FERC Approves New Reliability Standards for Transmission Planning and Cybersecurity
Finally, on Thursday FERC issued two final rules approving TPL-001-5 (Transmission System Planning Performance Requirements) and CIP-012-1 (Cyber Security – Communications between Control Centers).
TPL-001-5 (Transmission System Planning Performance Requirements). This standard establishes transmission system planning performance requirements within the “planning horizon” to develop a bulk power system that operates over a “broad spectrum of system conditions,” and will withstand a “wide range of probable contingencies.” Essentially, it will require every planning coordinator and transmission planner to perform annual planning assessments of their portion of the system considering a number of system conditions and contingencies, using a risk-based approach.
The standard is expected to affect 214 planning coordinators and transmission planners, including “small entities,” which will need to bear “one-time costs” of about $1,980 to implement the standard.
As NERC noted, the standard was necessary after a 2009 report found that three significant system disturbances between 2004 and 2009 were each caused by the failure of a single component of a protection system. Five years later, after collecting data from transmission planners to assess protection system single points of failure, NERC moved to modify the 2015-adopted TPL-001-4 to implement recommendations from the study, and planned maintenance outages and stability analysis for spare equipment strategies.
In its final order, however, FERC declined to pursue proposals that it would be reasonable to address single points of failure in combination with three-phase faults as “extreme events” without requiring corrective action plans. “Although the Commission previously noted that there is an average of approximately one three-phase fault event every three months since 2011, only ten indicated instances of a protection system single point of failure, which we agree is a rare occurrence,” it reasoned.
CIP-012-1 (Cyber Security – Communications between Control Centers). This standard essentially serves to protect the confidentiality and integrity of real-time assessment and real-time monitoring data transmitted between Control Centers. NERC filed the standard in response to a FERC 2016–issued Order 822.
As the federal regulatory agency noted, the new standard improves on the 11 existing critical infrastructure protection (CIP) standards by “supporting situational awareness and reliable bulk electric system operations.” However, in its new order, FERC went further and directed NERC to develop and submit modifications to the CIP Reliability Standards to require protections regarding the availability of communication links and data communicated between bulk electric system control centers. FERC, however, declined to adopt a directive proposed in Order 822 for NERC to develop modifications to the CIP Reliability Standards to identify the types of data that must be protected under Reliability Standard CIP-012-1. FERC reasoned that comments filed in response to the proposed rule convinced it that further clarification is not necessary.

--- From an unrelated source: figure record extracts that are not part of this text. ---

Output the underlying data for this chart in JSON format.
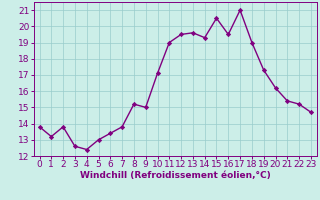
{
  "hours": [
    0,
    1,
    2,
    3,
    4,
    5,
    6,
    7,
    8,
    9,
    10,
    11,
    12,
    13,
    14,
    15,
    16,
    17,
    18,
    19,
    20,
    21,
    22,
    23
  ],
  "values": [
    13.8,
    13.2,
    13.8,
    12.6,
    12.4,
    13.0,
    13.4,
    13.8,
    15.2,
    15.0,
    17.1,
    19.0,
    19.5,
    19.6,
    19.3,
    20.5,
    19.5,
    21.0,
    19.0,
    17.3,
    16.2,
    15.4,
    15.2,
    14.7
  ],
  "line_color": "#800080",
  "marker": "D",
  "marker_size": 2.2,
  "bg_color": "#cceee8",
  "grid_color": "#99cccc",
  "xlabel": "Windchill (Refroidissement éolien,°C)",
  "xlabel_color": "#800080",
  "tick_color": "#800080",
  "spine_color": "#800080",
  "ylim": [
    12,
    21.5
  ],
  "xlim": [
    -0.5,
    23.5
  ],
  "yticks": [
    12,
    13,
    14,
    15,
    16,
    17,
    18,
    19,
    20,
    21
  ],
  "xticks": [
    0,
    1,
    2,
    3,
    4,
    5,
    6,
    7,
    8,
    9,
    10,
    11,
    12,
    13,
    14,
    15,
    16,
    17,
    18,
    19,
    20,
    21,
    22,
    23
  ],
  "line_width": 1.0,
  "xlabel_fontsize": 6.5,
  "tick_fontsize": 6.5
}
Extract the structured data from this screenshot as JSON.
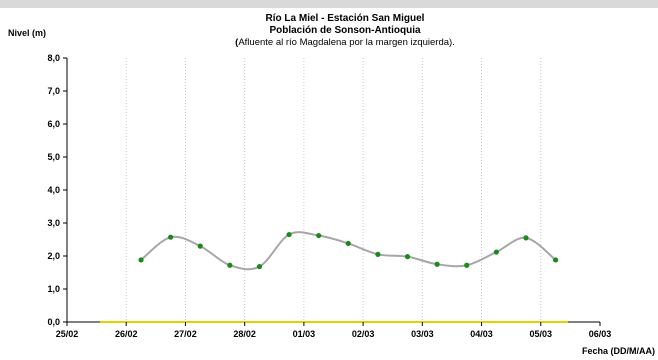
{
  "chart_data": {
    "type": "line",
    "title": "Río La Miel  - Estación San Miguel",
    "title_line2": "Población de Sonson-Antioquia",
    "subtitle_prefix": "(",
    "subtitle": "Afluente al río Magdalena por la margen izquierda).",
    "ylabel": "Nivel (m)",
    "xlabel": "Fecha (DD/M/AA)",
    "ylim": [
      0,
      8
    ],
    "yticks": [
      "0,0",
      "1,0",
      "2,0",
      "3,0",
      "4,0",
      "5,0",
      "6,0",
      "7,0",
      "8,0"
    ],
    "xticks": [
      "25/02",
      "26/02",
      "27/02",
      "28/02",
      "01/03",
      "02/03",
      "03/03",
      "04/03",
      "05/03",
      "06/03"
    ],
    "grid": "vertical",
    "colors": {
      "line": "#a6a6a6",
      "points": "#1a8a1a",
      "baseline": "#e8d000",
      "grid": "#c8c8c8"
    },
    "series": [
      {
        "x": [
          1.25,
          1.75,
          2.25,
          2.75,
          3.25,
          3.75,
          4.25,
          4.75,
          5.25,
          5.75,
          6.25,
          6.75,
          7.25,
          7.75,
          8.25
        ],
        "y": [
          1.88,
          2.57,
          2.3,
          1.72,
          1.68,
          2.65,
          2.62,
          2.38,
          2.05,
          1.98,
          1.75,
          1.72,
          2.12,
          2.55,
          1.88
        ]
      }
    ],
    "baseline_value": 0
  }
}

The new standard will affect 719 entities, including reliability coordinators, generator operators and owners, transmission operators, balancing authorities, and transmission owners. FERC estimated that about 82% of the affected parties are “small entities” that will incur a total cost in the first year of compliance of $49,067 (half of which will be for paperwork alone). In the second and third years, annual paperwork costs will drop to $7,594, FERC said.